Lebaran ketupat jatuh pada tanggal 8 Syawal tiap tahunnya. Dua Lebaran ini dirayakan dengan cara berbeda oleh masyarakat Muslim Jawa, yang masih menjalankan tradisi dua Lebaran.

Bangunan Keraton Kesunanan Surakarta

Keraton Kasunanan yang berada di Surakarta. (VIVA.co.id/Fajar Sodiq)

Soal sejarah lahirnya tradisi warisan Wali Songo tersebut, budayawan sekaligus putra dalem mendiang Raja Keraton Kasunanan Surakarta, Paku Buwono (PB) XII, Kanjeng Gusti Pangeran Haryo (KGPH) Dipokusumo menuturkan, Lebaran Ketupat diperkenalkan kali pertama oleh Sunan Kalijaga, tokoh Islam Njawani, yang menggunakan simbol-simbol kuat dengan nilai Jawa dalam melakukan syiar Islam.  

"Beliau mengajarkan agama Islam dengan mengikat bersama tradisi yang sudah ada. Contohnya melalui makanan (ketupat). Karena makanan ini sudah ada di Jawa, sejak sebelum Islam di Nusantara. Makanya, Sunan Kalijaga membuat model baru syiar Islam menggunakan makna simbolis," tutur dia kepada VIVA.co.id, belum lama ini.

Sementara itu, anggota Tim Ahli Bidang Kuliner Warisan Budaya Tak Benda Kementerian Pendidikan dan Kebudayaan, Linda Farida Rahmat menjelaskan bahwa tradisi yang dibawa oleh Sunan Kalijaga ini pun tak sekadar tradisi, tetapi memiliki makna dan filosofi tersembunyi.

Menurut dia, Lebaran Ketupat di Jawa punya beberapa sebutan, di antaranya Ngaku Lepat dan Laku Papat. Ngaku Lepat, artinya mengaku dan lapat bermakna salah, jadi Ngaku Lepat berarti mengakui kesalahan dan saling memaafkan.

"Kalau Laku Papat itu ada empat hal yang kita lakukan, Lebaran, Luberan, Leburan, dan Laburan," kata dia, ketika dihubungi VIVA.co.id.

Linda menjelaskan, Lebaran berarti saling meminta maaf, dilebarkan hatinya untuk memaafkan orang lain dan berhati besar untuk minta maaf kepada sesama.
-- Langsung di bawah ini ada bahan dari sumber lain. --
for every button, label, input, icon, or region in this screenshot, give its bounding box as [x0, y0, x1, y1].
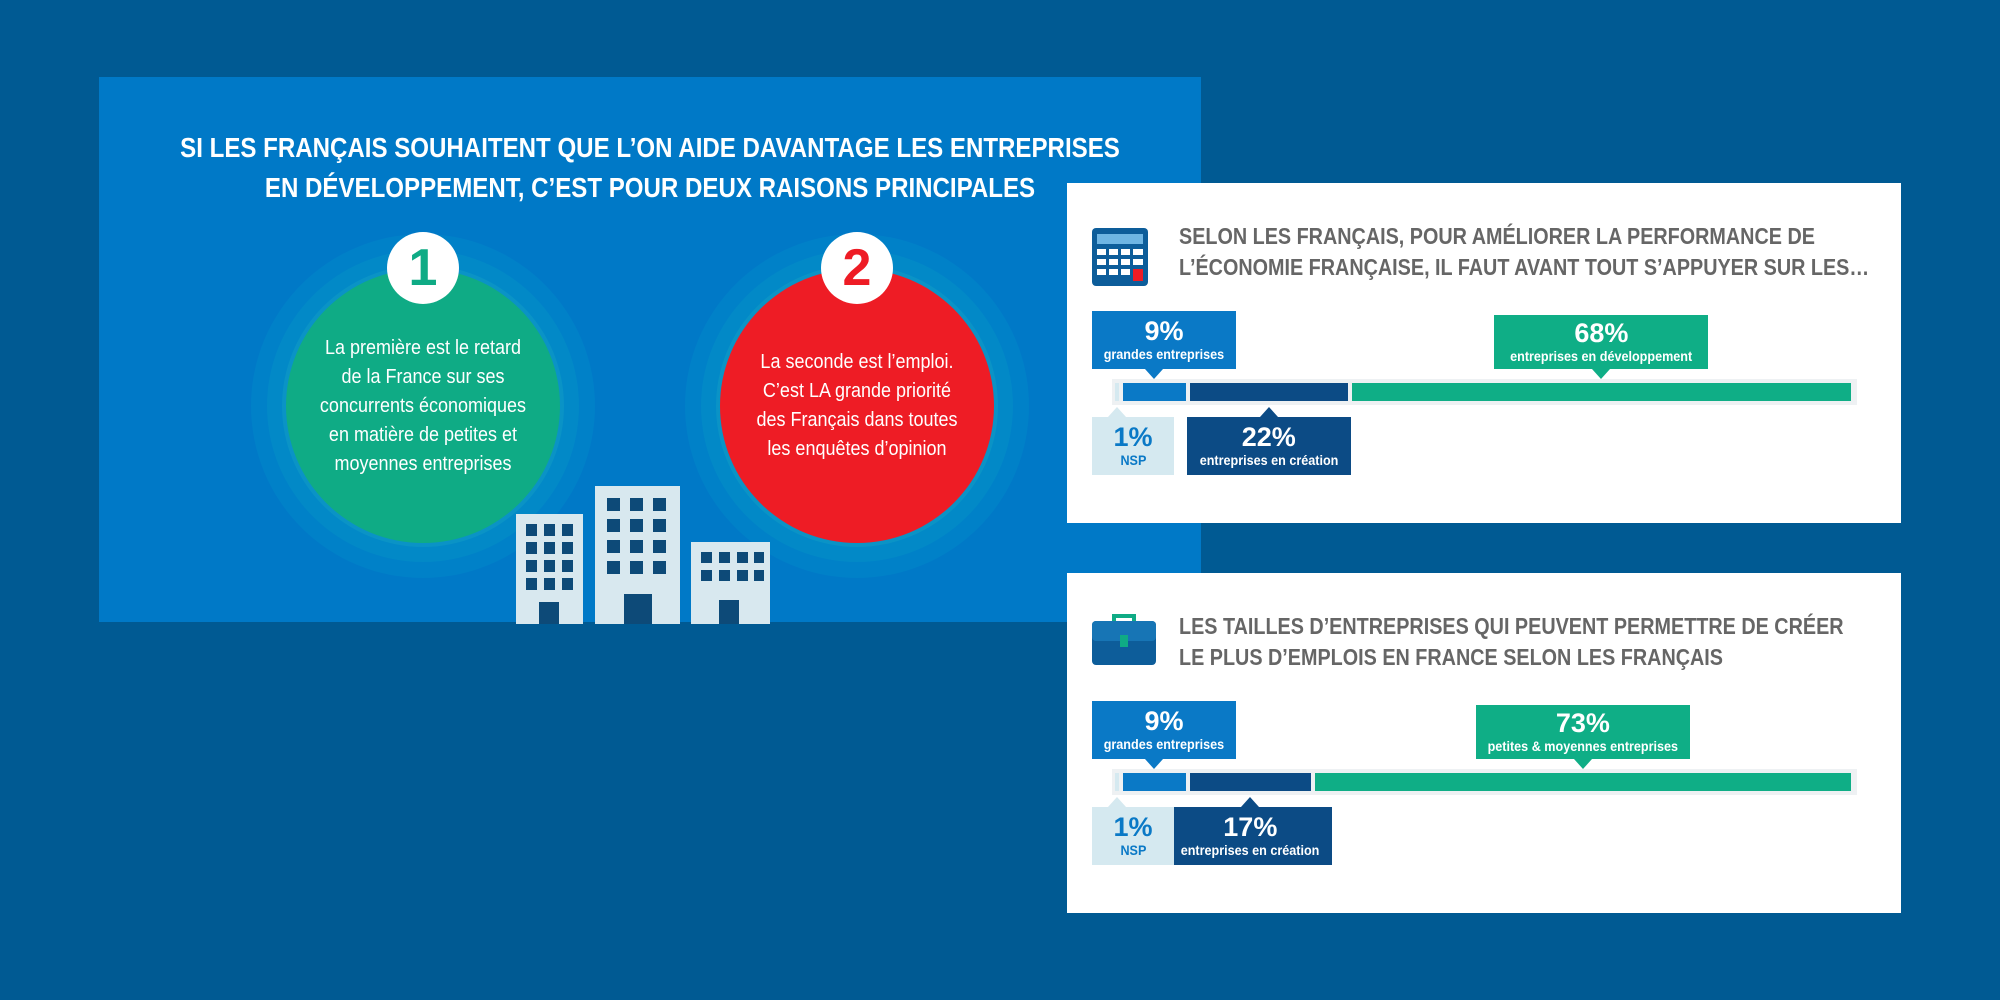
bar-track: [1112, 379, 1857, 405]
label-main-category: 68% entreprises en développement: [1494, 315, 1709, 369]
label-main-category-pointer: [1573, 759, 1592, 769]
label-grandes-entreprises: 9% grandes entreprises: [1092, 311, 1236, 369]
bar-track: [1112, 769, 1857, 795]
label-nsp: 1% NSP: [1092, 417, 1174, 475]
label-main-category-value: 68%: [1574, 318, 1629, 348]
label-nsp: 1% NSP: [1092, 807, 1174, 865]
label-grandes-entreprises-caption: grandes entreprises: [1103, 736, 1225, 752]
reason-1-number: 1: [408, 239, 438, 297]
bar-segment-nsp: [1115, 383, 1119, 401]
label-grandes-entreprises-caption: grandes entreprises: [1103, 346, 1225, 362]
bar-segment-main-category: [1352, 383, 1851, 401]
card-1-title-line1: SELON LES FRANÇAIS, POUR AMÉLIORER LA PE…: [1179, 223, 1815, 249]
label-nsp-caption: NSP: [1120, 452, 1146, 468]
left-title-line1: SI LES FRANÇAIS SOUHAITENT QUE L’ON AIDE…: [180, 132, 1120, 163]
label-entreprises-en-creation: 22% entreprises en création: [1186, 417, 1351, 475]
card-2-title-line2: LE PLUS D’EMPLOIS EN FRANCE SELON LES FR…: [1179, 644, 1723, 670]
label-entreprises-en-creation-value: 22%: [1241, 422, 1296, 452]
label-entreprises-en-creation-caption: entreprises en création: [1180, 842, 1320, 858]
reason-1-text: La première est le retard de la France s…: [319, 336, 527, 475]
label-grandes-entreprises-pointer: [1145, 759, 1164, 769]
label-main-category-value: 73%: [1555, 708, 1610, 738]
label-grandes-entreprises-value: 9%: [1144, 316, 1184, 346]
label-main-category: 73% petites & moyennes entreprises: [1475, 705, 1690, 759]
bar-segment-grandes-entreprises: [1123, 773, 1186, 791]
card-1-title: SELON LES FRANÇAIS, POUR AMÉLIORER LA PE…: [1179, 221, 1870, 283]
label-main-category-pointer: [1592, 369, 1611, 379]
label-nsp-value: 1%: [1113, 812, 1153, 842]
bar-segment-nsp: [1115, 773, 1119, 791]
bar-segment-grandes-entreprises: [1123, 383, 1186, 401]
reason-2-number-badge: 2: [821, 232, 893, 304]
label-nsp-caption: NSP: [1120, 842, 1146, 858]
label-entreprises-en-creation-pointer: [1241, 797, 1260, 807]
label-main-category-caption: entreprises en développement: [1510, 348, 1693, 364]
reason-1-core: La première est le retard de la France s…: [286, 269, 560, 543]
label-grandes-entreprises-value: 9%: [1144, 706, 1184, 736]
label-grandes-entreprises-pointer: [1145, 369, 1164, 379]
left-panel: SI LES FRANÇAIS SOUHAITENT QUE L’ON AIDE…: [99, 77, 1201, 622]
card-2-title-line1: LES TAILLES D’ENTREPRISES QUI PEUVENT PE…: [1179, 613, 1844, 639]
left-title-line2: EN DÉVELOPPEMENT, C’EST POUR DEUX RAISON…: [264, 172, 1036, 203]
label-nsp-pointer: [1108, 797, 1126, 807]
calculator-icon: [1092, 228, 1148, 286]
label-entreprises-en-creation-pointer: [1259, 407, 1278, 417]
label-entreprises-en-creation-caption: entreprises en création: [1199, 452, 1339, 468]
bar-segment-entreprises-en-creation: [1189, 773, 1312, 791]
label-nsp-value: 1%: [1113, 422, 1153, 452]
buildings-icon: [516, 486, 770, 624]
card-1-title-line2: L’ÉCONOMIE FRANÇAISE, IL FAUT AVANT TOUT…: [1179, 254, 1870, 280]
left-panel-title: SI LES FRANÇAIS SOUHAITENT QUE L’ON AIDE…: [176, 128, 1124, 208]
label-grandes-entreprises: 9% grandes entreprises: [1092, 701, 1236, 759]
briefcase-icon: [1092, 614, 1156, 665]
card-2-title: LES TAILLES D’ENTREPRISES QUI PEUVENT PE…: [1179, 611, 1844, 673]
bar-segment-entreprises-en-creation: [1189, 383, 1349, 401]
label-main-category-caption: petites & moyennes entreprises: [1487, 738, 1679, 754]
bar-segment-main-category: [1315, 773, 1851, 791]
label-entreprises-en-creation-value: 17%: [1223, 812, 1278, 842]
reason-2-number: 2: [842, 239, 872, 297]
card-emplois: LES TAILLES D’ENTREPRISES QUI PEUVENT PE…: [1067, 573, 1901, 913]
card-performance: SELON LES FRANÇAIS, POUR AMÉLIORER LA PE…: [1067, 183, 1901, 523]
reason-2-core: La seconde est l’emploi. C’est LA grande…: [720, 269, 994, 543]
label-nsp-pointer: [1108, 407, 1126, 417]
label-entreprises-en-creation: 17% entreprises en création: [1168, 807, 1333, 865]
reason-1-number-badge: 1: [387, 232, 459, 304]
reason-2-text: La seconde est l’emploi. C’est LA grande…: [756, 351, 958, 460]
Sedangkan Luberan dari kata luber, yang artinya melimpah. Jadi, harus berbagi dengan orang yang kurang beruntung, dengan memberi sedekah, dan biasanya dilakukan sebelum Lebaran.
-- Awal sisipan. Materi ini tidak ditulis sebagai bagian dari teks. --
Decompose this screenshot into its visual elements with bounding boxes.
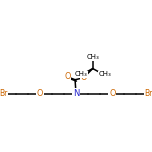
- Text: Br: Br: [0, 89, 8, 98]
- Text: CH₃: CH₃: [86, 54, 99, 60]
- Text: O: O: [80, 73, 87, 82]
- Text: Br: Br: [144, 89, 152, 98]
- Text: O: O: [109, 89, 115, 98]
- Text: N: N: [73, 89, 79, 98]
- Text: O: O: [37, 89, 43, 98]
- Text: CH₃: CH₃: [74, 71, 87, 77]
- Text: O: O: [64, 73, 71, 81]
- Text: CH₃: CH₃: [98, 71, 111, 77]
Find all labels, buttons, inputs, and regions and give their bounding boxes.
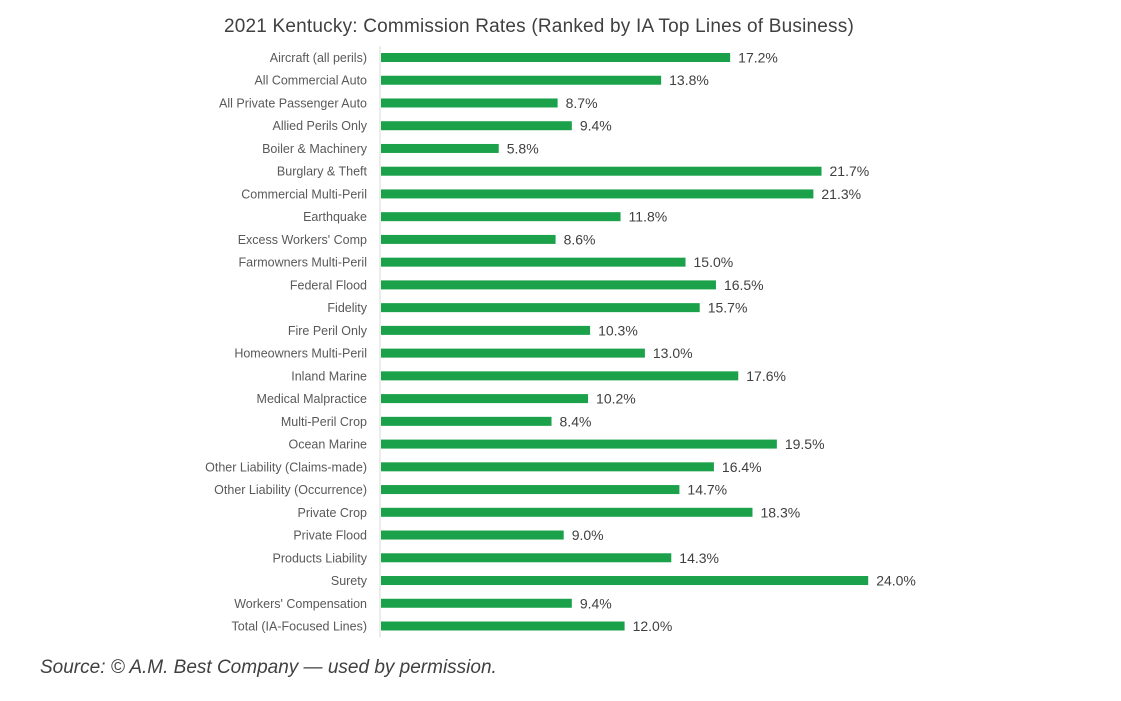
- data-label-all-private-passenger-auto: 8.7%: [566, 95, 598, 111]
- bar-ocean-marine: [381, 439, 777, 449]
- category-label-commercial-multi-peril: Commercial Multi-Peril: [241, 187, 367, 201]
- bar-homeowners-multi-peril: [381, 348, 645, 358]
- data-label-homeowners-multi-peril: 13.0%: [653, 345, 693, 361]
- data-label-all-commercial-auto: 13.8%: [669, 72, 709, 88]
- category-label-all-commercial-auto: All Commercial Auto: [254, 74, 367, 88]
- bar-excess-workers-comp: [381, 234, 556, 244]
- bar-earthquake: [381, 212, 621, 222]
- data-label-other-liability-occurrence: 14.7%: [687, 482, 727, 498]
- source-note: Source: © A.M. Best Company — used by pe…: [40, 657, 497, 678]
- category-label-allied-perils-only: Allied Perils Only: [273, 119, 368, 133]
- bar-multi-peril-crop: [381, 416, 552, 426]
- category-label-medical-malpractice: Medical Malpractice: [257, 392, 368, 406]
- bar-all-private-passenger-auto: [381, 98, 558, 108]
- bar-other-liability-occurrence: [381, 485, 680, 495]
- category-label-federal-flood: Federal Flood: [290, 278, 367, 292]
- bar-burglary-theft: [381, 166, 822, 176]
- category-label-other-liability-claims-made: Other Liability (Claims-made): [205, 460, 367, 474]
- data-label-ocean-marine: 19.5%: [785, 436, 825, 452]
- data-label-workers-compensation: 9.4%: [580, 595, 612, 611]
- category-label-earthquake: Earthquake: [303, 210, 367, 224]
- category-label-homeowners-multi-peril: Homeowners Multi-Peril: [234, 347, 367, 361]
- category-label-total-ia-focused-lines: Total (IA-Focused Lines): [232, 620, 367, 634]
- bar-workers-compensation: [381, 598, 572, 608]
- bar-other-liability-claims-made: [381, 462, 714, 472]
- data-label-medical-malpractice: 10.2%: [596, 391, 636, 407]
- data-label-federal-flood: 16.5%: [724, 277, 764, 293]
- data-label-total-ia-focused-lines: 12.0%: [633, 618, 673, 634]
- category-label-products-liability: Products Liability: [273, 551, 368, 565]
- data-label-farmowners-multi-peril: 15.0%: [694, 254, 734, 270]
- bar-fidelity: [381, 303, 700, 313]
- bar-commercial-multi-peril: [381, 189, 814, 199]
- data-label-fidelity: 15.7%: [708, 300, 748, 316]
- category-label-boiler-machinery: Boiler & Machinery: [262, 142, 368, 156]
- bar-medical-malpractice: [381, 394, 589, 404]
- data-label-private-crop: 18.3%: [760, 504, 800, 520]
- category-label-private-crop: Private Crop: [298, 506, 368, 520]
- data-label-inland-marine: 17.6%: [746, 368, 786, 384]
- category-label-fidelity: Fidelity: [327, 301, 367, 315]
- bar-fire-peril-only: [381, 325, 591, 335]
- category-label-excess-workers-comp: Excess Workers' Comp: [238, 233, 367, 247]
- bar-products-liability: [381, 553, 672, 563]
- bar-surety: [381, 576, 869, 586]
- data-label-earthquake: 11.8%: [629, 209, 668, 225]
- bar-private-crop: [381, 507, 753, 517]
- bar-total-ia-focused-lines: [381, 621, 625, 631]
- category-label-farmowners-multi-peril: Farmowners Multi-Peril: [239, 256, 368, 270]
- category-label-fire-peril-only: Fire Peril Only: [288, 324, 368, 338]
- data-label-boiler-machinery: 5.8%: [507, 140, 539, 156]
- bar-private-flood: [381, 530, 564, 540]
- bar-inland-marine: [381, 371, 739, 381]
- data-label-commercial-multi-peril: 21.3%: [821, 186, 861, 202]
- category-label-all-private-passenger-auto: All Private Passenger Auto: [219, 96, 367, 110]
- category-label-aircraft-all-perils: Aircraft (all perils): [270, 51, 367, 65]
- category-label-multi-peril-crop: Multi-Peril Crop: [281, 415, 367, 429]
- category-label-inland-marine: Inland Marine: [291, 369, 367, 383]
- data-label-multi-peril-crop: 8.4%: [560, 413, 592, 429]
- data-label-allied-perils-only: 9.4%: [580, 118, 612, 134]
- bar-allied-perils-only: [381, 121, 572, 131]
- data-label-products-liability: 14.3%: [679, 550, 719, 566]
- category-label-surety: Surety: [331, 574, 368, 588]
- bar-federal-flood: [381, 280, 716, 290]
- data-label-private-flood: 9.0%: [572, 527, 604, 543]
- data-label-excess-workers-comp: 8.6%: [564, 231, 596, 247]
- category-label-private-flood: Private Flood: [293, 529, 367, 543]
- category-label-other-liability-occurrence: Other Liability (Occurrence): [214, 483, 367, 497]
- bar-boiler-machinery: [381, 143, 499, 153]
- data-label-fire-peril-only: 10.3%: [598, 322, 638, 338]
- data-label-aircraft-all-perils: 17.2%: [738, 50, 778, 66]
- chart-title: 2021 Kentucky: Commission Rates (Ranked …: [223, 16, 854, 37]
- category-label-ocean-marine: Ocean Marine: [288, 438, 367, 452]
- data-label-surety: 24.0%: [876, 573, 916, 589]
- bar-farmowners-multi-peril: [381, 257, 686, 267]
- bar-all-commercial-auto: [381, 75, 662, 85]
- category-label-workers-compensation: Workers' Compensation: [234, 597, 367, 611]
- category-label-burglary-theft: Burglary & Theft: [277, 165, 368, 179]
- data-label-other-liability-claims-made: 16.4%: [722, 459, 762, 475]
- bar-aircraft-all-perils: [381, 53, 731, 62]
- data-label-burglary-theft: 21.7%: [830, 163, 870, 179]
Sementara itu, Leburan berarti saling melebur kesalahan dengan bermaaf-maafan. Dan, Laburan dari kata labor, atau mengecat putih hati, artinya hati dibersihkan dari sifat yang tidak baik.

Adapun ketupat yang selalu ditemani dengan hidangan lain, melambangkan keberagaman dan kebersamaan. "Kalau bersatu, itu kan nikmat dan jadi sarana untuk silaturahmi, karena ketupat tidak bisa dimakan sendiri," ujarnya.
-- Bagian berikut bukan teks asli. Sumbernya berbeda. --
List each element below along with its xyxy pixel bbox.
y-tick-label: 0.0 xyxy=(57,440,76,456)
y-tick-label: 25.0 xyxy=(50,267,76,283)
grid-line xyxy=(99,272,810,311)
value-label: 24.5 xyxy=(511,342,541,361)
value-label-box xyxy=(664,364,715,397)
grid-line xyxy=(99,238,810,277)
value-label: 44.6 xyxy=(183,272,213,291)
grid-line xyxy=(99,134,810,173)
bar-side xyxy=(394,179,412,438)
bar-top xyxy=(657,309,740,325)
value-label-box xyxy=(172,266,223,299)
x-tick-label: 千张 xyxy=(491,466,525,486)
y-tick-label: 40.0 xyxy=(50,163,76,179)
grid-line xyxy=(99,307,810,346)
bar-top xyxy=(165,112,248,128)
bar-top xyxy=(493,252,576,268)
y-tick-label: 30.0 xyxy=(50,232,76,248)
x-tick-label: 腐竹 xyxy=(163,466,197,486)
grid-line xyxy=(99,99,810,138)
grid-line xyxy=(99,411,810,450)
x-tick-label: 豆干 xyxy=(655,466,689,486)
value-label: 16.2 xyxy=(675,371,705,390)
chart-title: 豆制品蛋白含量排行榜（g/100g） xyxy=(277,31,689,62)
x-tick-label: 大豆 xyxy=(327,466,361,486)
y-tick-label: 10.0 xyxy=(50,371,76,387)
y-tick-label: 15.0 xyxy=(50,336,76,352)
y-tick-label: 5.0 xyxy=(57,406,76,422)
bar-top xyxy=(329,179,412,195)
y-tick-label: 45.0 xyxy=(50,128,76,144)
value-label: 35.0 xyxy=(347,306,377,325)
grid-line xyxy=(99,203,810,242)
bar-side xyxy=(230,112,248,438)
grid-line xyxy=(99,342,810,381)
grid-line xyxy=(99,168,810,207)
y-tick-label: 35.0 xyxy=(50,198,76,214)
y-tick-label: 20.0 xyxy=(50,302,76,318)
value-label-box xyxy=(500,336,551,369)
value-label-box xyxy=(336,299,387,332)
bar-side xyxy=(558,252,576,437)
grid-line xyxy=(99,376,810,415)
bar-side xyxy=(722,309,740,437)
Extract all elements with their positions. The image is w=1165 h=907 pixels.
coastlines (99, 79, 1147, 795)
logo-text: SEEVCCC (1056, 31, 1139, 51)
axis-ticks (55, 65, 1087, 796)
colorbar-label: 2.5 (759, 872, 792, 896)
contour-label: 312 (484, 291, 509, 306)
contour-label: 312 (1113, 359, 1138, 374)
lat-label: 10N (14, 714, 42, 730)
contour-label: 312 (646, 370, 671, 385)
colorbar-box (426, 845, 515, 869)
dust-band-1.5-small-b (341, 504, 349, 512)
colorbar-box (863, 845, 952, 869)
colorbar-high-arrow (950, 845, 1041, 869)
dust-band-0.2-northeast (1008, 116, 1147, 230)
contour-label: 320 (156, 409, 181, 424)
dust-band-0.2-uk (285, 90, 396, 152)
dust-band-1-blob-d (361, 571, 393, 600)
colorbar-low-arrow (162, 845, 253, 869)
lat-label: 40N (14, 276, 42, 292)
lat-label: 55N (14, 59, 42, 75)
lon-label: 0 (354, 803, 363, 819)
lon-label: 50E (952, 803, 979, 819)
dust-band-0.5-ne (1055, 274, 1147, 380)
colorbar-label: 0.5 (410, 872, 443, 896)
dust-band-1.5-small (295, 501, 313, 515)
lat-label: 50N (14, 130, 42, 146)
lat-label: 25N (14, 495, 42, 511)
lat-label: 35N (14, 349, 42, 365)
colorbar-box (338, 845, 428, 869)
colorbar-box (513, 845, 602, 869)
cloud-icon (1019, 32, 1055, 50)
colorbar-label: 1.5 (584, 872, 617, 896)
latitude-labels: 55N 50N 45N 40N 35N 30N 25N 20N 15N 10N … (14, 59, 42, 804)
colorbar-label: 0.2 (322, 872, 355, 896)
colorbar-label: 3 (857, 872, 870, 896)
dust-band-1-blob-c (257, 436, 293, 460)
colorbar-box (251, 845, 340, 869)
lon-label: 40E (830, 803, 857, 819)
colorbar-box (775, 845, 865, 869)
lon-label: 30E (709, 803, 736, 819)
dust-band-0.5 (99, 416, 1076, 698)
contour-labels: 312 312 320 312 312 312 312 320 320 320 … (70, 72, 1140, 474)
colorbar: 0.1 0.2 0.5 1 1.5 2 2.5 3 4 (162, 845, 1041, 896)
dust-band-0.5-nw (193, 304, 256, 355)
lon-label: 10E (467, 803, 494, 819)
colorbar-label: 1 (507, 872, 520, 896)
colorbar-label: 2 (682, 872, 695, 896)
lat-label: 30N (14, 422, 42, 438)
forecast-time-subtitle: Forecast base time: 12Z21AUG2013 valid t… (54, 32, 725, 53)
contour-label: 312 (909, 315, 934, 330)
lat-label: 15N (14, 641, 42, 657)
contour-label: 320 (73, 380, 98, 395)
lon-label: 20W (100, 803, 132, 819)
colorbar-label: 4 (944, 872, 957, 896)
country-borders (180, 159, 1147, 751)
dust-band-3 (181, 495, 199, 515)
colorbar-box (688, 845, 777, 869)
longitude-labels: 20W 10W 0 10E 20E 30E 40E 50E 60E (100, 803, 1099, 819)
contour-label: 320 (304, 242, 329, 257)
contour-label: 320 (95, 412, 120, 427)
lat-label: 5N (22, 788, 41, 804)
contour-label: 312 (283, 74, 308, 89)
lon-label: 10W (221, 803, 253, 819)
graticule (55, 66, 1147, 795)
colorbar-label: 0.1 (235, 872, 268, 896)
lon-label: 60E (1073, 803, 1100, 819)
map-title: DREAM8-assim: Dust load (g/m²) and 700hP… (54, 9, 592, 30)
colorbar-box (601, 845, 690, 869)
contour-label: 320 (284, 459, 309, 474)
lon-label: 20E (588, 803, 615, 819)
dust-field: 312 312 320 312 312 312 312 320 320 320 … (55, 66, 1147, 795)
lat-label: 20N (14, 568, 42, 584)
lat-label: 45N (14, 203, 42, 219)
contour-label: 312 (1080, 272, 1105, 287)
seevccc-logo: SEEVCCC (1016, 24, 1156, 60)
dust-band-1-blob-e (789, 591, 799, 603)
Tradisi Lebaran Ketupat di tanah Jawa, memiliki substansi yang sama meski dilakukan dengan cara yang sedikit berbeda. Kali pertama, tradisi ini memang hanya dirayakan di keratin, atau pesantren. Namun, lambat laun, mulai diadopsi masyarakat, bahkan hingga ke luar Jawa.